The plans were discussed during a debate on the introduction of a negative licensing scheme for retailers.
Under the scheme, due to be enforced in 2008, retailers caught selling tobacco to minors three times in a two-year period could have their licences revoked for up to one year.
The Association of Convenience Stores (ACS) has been lobbying for a range of amendments to be made to the scheme, including tougher sanctions for proxy purchasers and teenagers who attempt to buy underage.
ACS chief executive James Lowman said: "Sanctions against retailers alone are not enough. This government must also deter young smokers from trying to buy. It's not only fair, it's the only way to challenge the attitudes of young people."
Speaking at the committee stage, justice minister David Hanson said there was scope to make it an offence to proxy purchase. However, he added that he was unconvinced about making it an offence for underage people to attempt to purchase. Such a move would criminalise them, he said.

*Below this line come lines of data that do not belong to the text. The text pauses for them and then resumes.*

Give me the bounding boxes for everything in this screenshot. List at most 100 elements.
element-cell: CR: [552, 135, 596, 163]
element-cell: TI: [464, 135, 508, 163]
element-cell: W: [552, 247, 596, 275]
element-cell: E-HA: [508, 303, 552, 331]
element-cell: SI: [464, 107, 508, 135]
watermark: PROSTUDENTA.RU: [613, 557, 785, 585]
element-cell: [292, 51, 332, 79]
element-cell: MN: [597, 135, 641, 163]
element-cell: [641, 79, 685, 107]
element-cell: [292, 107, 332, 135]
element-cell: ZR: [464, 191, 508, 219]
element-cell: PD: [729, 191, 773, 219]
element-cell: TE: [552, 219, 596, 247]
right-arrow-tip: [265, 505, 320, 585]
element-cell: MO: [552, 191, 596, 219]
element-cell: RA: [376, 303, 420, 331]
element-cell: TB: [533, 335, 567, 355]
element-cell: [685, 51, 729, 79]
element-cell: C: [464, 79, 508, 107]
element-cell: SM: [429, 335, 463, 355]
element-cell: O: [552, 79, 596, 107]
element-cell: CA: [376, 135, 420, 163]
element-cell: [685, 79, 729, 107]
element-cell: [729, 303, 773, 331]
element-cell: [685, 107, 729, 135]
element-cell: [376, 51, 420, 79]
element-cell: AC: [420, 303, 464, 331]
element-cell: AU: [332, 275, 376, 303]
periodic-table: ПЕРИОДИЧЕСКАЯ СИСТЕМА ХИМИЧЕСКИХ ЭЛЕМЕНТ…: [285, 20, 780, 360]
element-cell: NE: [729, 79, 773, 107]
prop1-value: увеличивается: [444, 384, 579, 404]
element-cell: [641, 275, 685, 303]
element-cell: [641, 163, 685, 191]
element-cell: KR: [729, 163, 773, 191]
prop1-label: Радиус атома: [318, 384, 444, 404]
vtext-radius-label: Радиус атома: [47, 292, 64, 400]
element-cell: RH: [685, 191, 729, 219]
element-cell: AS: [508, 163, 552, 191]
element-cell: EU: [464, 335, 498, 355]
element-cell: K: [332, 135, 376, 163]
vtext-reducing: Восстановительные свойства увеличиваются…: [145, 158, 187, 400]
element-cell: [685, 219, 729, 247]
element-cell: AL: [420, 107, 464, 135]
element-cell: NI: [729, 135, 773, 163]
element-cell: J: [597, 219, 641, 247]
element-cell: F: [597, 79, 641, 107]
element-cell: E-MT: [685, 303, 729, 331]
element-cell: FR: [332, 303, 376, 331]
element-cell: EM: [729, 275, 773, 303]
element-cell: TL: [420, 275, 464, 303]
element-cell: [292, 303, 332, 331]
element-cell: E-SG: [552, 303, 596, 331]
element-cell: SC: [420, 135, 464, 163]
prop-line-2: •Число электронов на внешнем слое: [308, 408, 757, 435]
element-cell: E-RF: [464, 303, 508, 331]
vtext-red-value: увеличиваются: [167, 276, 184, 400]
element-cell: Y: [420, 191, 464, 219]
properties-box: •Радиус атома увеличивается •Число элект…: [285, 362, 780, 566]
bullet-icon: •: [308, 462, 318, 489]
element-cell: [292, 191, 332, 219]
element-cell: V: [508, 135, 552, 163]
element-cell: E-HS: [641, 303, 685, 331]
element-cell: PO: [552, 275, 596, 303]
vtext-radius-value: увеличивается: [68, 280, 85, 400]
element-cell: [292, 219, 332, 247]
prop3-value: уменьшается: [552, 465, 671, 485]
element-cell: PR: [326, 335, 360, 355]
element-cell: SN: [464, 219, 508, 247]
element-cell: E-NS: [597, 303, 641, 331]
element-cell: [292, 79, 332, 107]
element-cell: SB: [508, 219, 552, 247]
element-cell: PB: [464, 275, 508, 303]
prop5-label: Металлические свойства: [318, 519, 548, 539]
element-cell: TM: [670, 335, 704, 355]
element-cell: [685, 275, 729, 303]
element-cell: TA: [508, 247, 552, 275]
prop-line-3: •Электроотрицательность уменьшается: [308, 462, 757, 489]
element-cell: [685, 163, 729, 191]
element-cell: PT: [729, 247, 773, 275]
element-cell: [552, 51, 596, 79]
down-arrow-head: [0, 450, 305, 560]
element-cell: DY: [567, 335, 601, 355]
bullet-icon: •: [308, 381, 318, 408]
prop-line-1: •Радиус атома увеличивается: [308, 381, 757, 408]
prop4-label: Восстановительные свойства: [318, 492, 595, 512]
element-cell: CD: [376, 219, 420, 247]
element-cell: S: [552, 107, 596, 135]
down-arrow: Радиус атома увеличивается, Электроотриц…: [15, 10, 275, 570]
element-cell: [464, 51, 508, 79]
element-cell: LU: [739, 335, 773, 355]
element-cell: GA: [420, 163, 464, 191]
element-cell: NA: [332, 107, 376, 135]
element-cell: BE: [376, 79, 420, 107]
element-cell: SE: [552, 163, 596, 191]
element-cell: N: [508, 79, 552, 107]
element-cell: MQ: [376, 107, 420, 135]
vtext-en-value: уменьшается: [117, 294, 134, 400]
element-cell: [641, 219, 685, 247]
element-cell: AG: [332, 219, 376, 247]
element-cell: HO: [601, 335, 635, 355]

Hanson also refused to accept the ACS' proposals to decrease the time frame for offences from two years to one, and to reduce the length of the ban to three months as is currently the case with alcohol sanctions.
He agreed that a notification process was needed to ensure that retailers were given the opportunity to improve should they be found to have failed a test purchase and said he would include the amendments at the Bill's next stage.